Maya, too, was a New Republic fighter pilot, and Maya, too, had been raised in a religious fellowship. “My mother picked it because the leader was Theelin. Said he was the reincarnation of an old Theelin god, and we were following old Theelin customs,” she said, before slurping up a mouthful of watery wheat noodles from a narrow thermos in the cult’s kitchen. “All lies, of course. Why I reacted badly on the skiff. And at Winker’s. Don’t really trust cults.”

  “You came, though,” Gruyver said. “You came anyway.”

  Chass grunted and sucked up another mouthful. Broth dripped down her lower lip, burning the skin. “Where else was I supposed to go? Crashed on a strange planet, not a lot of options.”

  Gruyver laughed and rubbed his hands together above a mug full of broth and almost no noodles. Chass was sure he knew she was lying—about her reasons, maybe about her name—but he said only: “I’m glad you did. I promise—there’s no reincarnated gods here.”

  Spare me, she thought, and waited for him to preach.

  “Eat,” he said, and poured half his broth into her thermos. “Tell me about flying.”

  She saw no escape from the conversation, so they talked.
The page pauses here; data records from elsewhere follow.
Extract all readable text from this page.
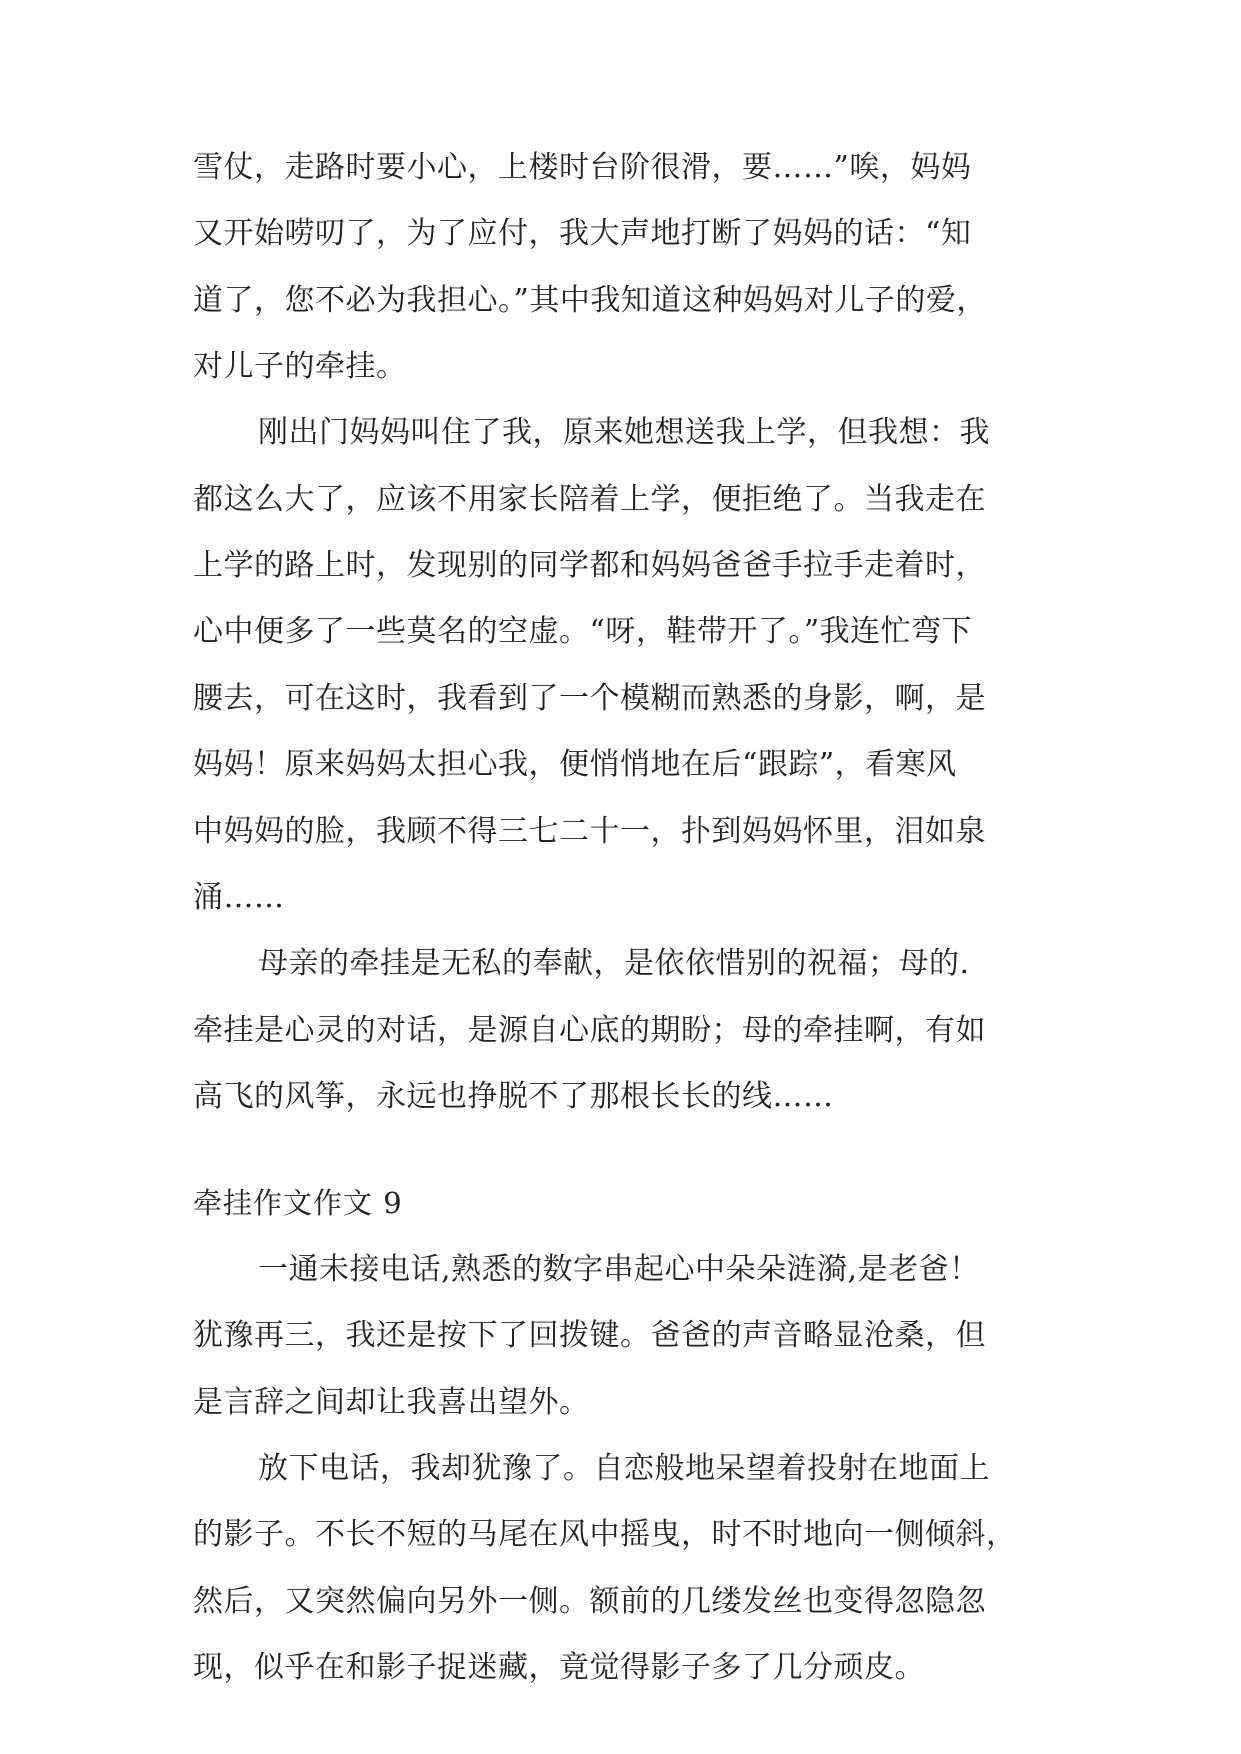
雪仗，走路时要小心，上楼时台阶很滑，要……”唉，妈妈
又开始唠叨了，为了应付，我大声地打断了妈妈的话：“知
道了，您不必为我担心。”其中我知道这种妈妈对儿子的爱，
对儿子的牵挂。
刚出门妈妈叫住了我，原来她想送我上学，但我想：我
都这么大了，应该不用家长陪着上学，便拒绝了。当我走在
上学的路上时，发现别的同学都和妈妈爸爸手拉手走着时，
心中便多了一些莫名的空虚。“呀，鞋带开了。”我连忙弯下
腰去，可在这时，我看到了一个模糊而熟悉的身影，啊，是
妈妈！原来妈妈太担心我，便悄悄地在后“跟踪”，看寒风
中妈妈的脸，我顾不得三七二十一，扑到妈妈怀里，泪如泉
涌……
母亲的牵挂是无私的奉献，是依依惜别的祝福；母的.
牵挂是心灵的对话，是源自心底的期盼；母的牵挂啊，有如
高飞的风筝，永远也挣脱不了那根长长的线……
牵挂作文作文 9
一通未接电话,熟悉的数字串起心中朵朵涟漪,是老爸！
犹豫再三，我还是按下了回拨键。爸爸的声音略显沧桑，但
是言辞之间却让我喜出望外。
放下电话，我却犹豫了。自恋般地呆望着投射在地面上
的影子。不长不短的马尾在风中摇曳，时不时地向一侧倾斜，
然后，又突然偏向另外一侧。额前的几缕发丝也变得忽隐忽
现，似乎在和影子捉迷藏，竟觉得影子多了几分顽皮。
  Gruyver, it turned out, had never left Cerberon. He spent their meal asking questions about hyperspace travel—what it looked and felt like, whether Chass was brave enough to jump to lightspeed in a one-person fighter, and on and on. The questions were penetrating but not insistent, and Chass found she could avoid answering simply by shrugging.

  Eventually she asked him—making an effort to sound casual and instead sounding like a drunk woman pretending to be sober—“Anyone else end up here after the battle? Do you know?”

  “One that I’m aware of,” he said, “found adrift, much like you. She’s still in the medical suite, I believe.”

  “Huh.” Chass nodded. If she asked more—if she asked to see the prisoner—she’d certainly be refused. On the other hand, if she didn’t ask it would be much too obvious she was onto them.